The lack of a (shared) reputation system is a godsend for companies that enjoy a first movers advantage. They can keep their costs down, while keeping their own employers happy, (in a relative sense: "cant you see how much better I am paying you compared to the general pool?").
The anonymity generates the conditions for "market of lemons" salaries, which keep the costs down. At the same time, the smart and established employers can find and reach out to the high quality workers. By paying these workers "generously", the smart employers can lock-in the workers into "golden cages": offer salaries that are higher than those for the general population, but still much much lower than the level of the fair wages for the produced quality levels.

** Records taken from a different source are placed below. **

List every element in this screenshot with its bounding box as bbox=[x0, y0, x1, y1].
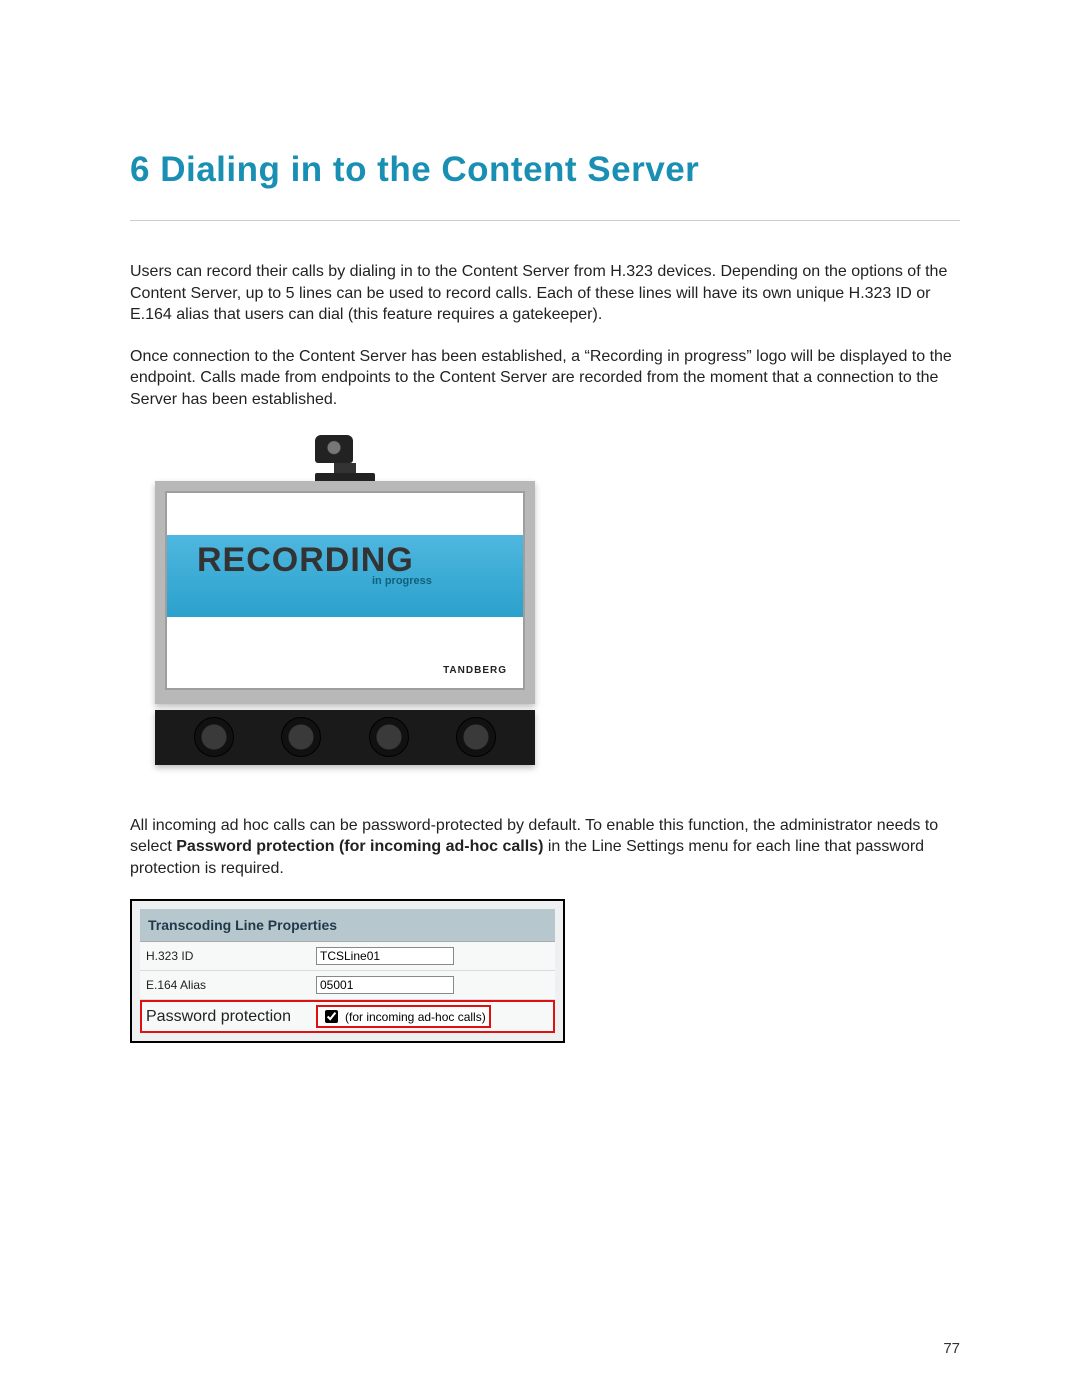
e164-input[interactable] bbox=[316, 976, 454, 994]
e164-label: E.164 Alias bbox=[146, 978, 316, 992]
chapter-heading: 6 Dialing in to the Content Server bbox=[130, 150, 960, 190]
row-password-protection: Password protection (for incoming ad-hoc… bbox=[140, 1000, 555, 1033]
speaker-icon bbox=[369, 717, 409, 757]
recording-monitor-figure: RECORDING in progress TANDBERG bbox=[155, 436, 960, 765]
brand-label: TANDBERG bbox=[443, 665, 507, 676]
page-number: 77 bbox=[943, 1340, 960, 1357]
soundbar bbox=[155, 710, 535, 765]
speaker-icon bbox=[194, 717, 234, 757]
password-protection-label: Password protection bbox=[146, 1008, 316, 1026]
camera-icon bbox=[315, 435, 375, 481]
row-h323: H.323 ID bbox=[140, 942, 555, 971]
row-e164: E.164 Alias bbox=[140, 971, 555, 1000]
paragraph-3: All incoming ad hoc calls can be passwor… bbox=[130, 815, 960, 880]
speaker-icon bbox=[281, 717, 321, 757]
h323-label: H.323 ID bbox=[146, 949, 316, 963]
password-protection-checkbox-label: (for incoming ad-hoc calls) bbox=[345, 1010, 486, 1024]
h323-input[interactable] bbox=[316, 947, 454, 965]
transcoding-panel: Transcoding Line Properties H.323 ID E.1… bbox=[130, 899, 565, 1043]
recording-sublabel: in progress bbox=[372, 575, 432, 587]
panel-title: Transcoding Line Properties bbox=[140, 909, 555, 942]
heading-rule bbox=[130, 220, 960, 221]
password-protection-checkbox[interactable] bbox=[325, 1010, 338, 1023]
paragraph-3-bold: Password protection (for incoming ad-hoc… bbox=[176, 838, 543, 855]
paragraph-2: Once connection to the Content Server ha… bbox=[130, 346, 960, 411]
speaker-icon bbox=[456, 717, 496, 757]
paragraph-1: Users can record their calls by dialing … bbox=[130, 261, 960, 326]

When even these 4x or 5x (unrealistic and fictional) salary increases, mentioned in the example above, are great bargains, you can imagine the margins that crowdsourcing companies can command.
In a very perverse manner, the anonymity imposed by Mechanical Turk is now effectively serving as the foundation of the current crowdsourcing industry. The anonymity keeps worker costs down, allowing most companies to offer solutions that are very cost competitive compared to alternatives. At the same time, this policy is hurting the Amazon MTurk marketplace by effectively generating huge barriers to entry for newcomer employers, and depressing the salaries of newcomer employees. (The Masters qualification is a step in the right direction, but too crude to serve as an effective signalling mechanism.)
The future?
Let's see who will manage to generate the appropriate market for crowdsourcing that will resolve these issues. One thing is clear: the direction towards improving crowdsourcing markets requires salaries to increase significantly. Interestingly enough, this is expected to lower the overall cost of production as well, as the cost of quality control will be significantly lower.
As I said in the crowdsourcing panel at the WWW2011 conference last Spring:
- It is not about the cost!
- It is not about the crowd!
- It is not about simple tasks!
- Crowdsourcing is best for “parallel, scalable, automatic interviews” and for finding quickly good workers
- Find the best trained workers, fast, pay them well, and keep them!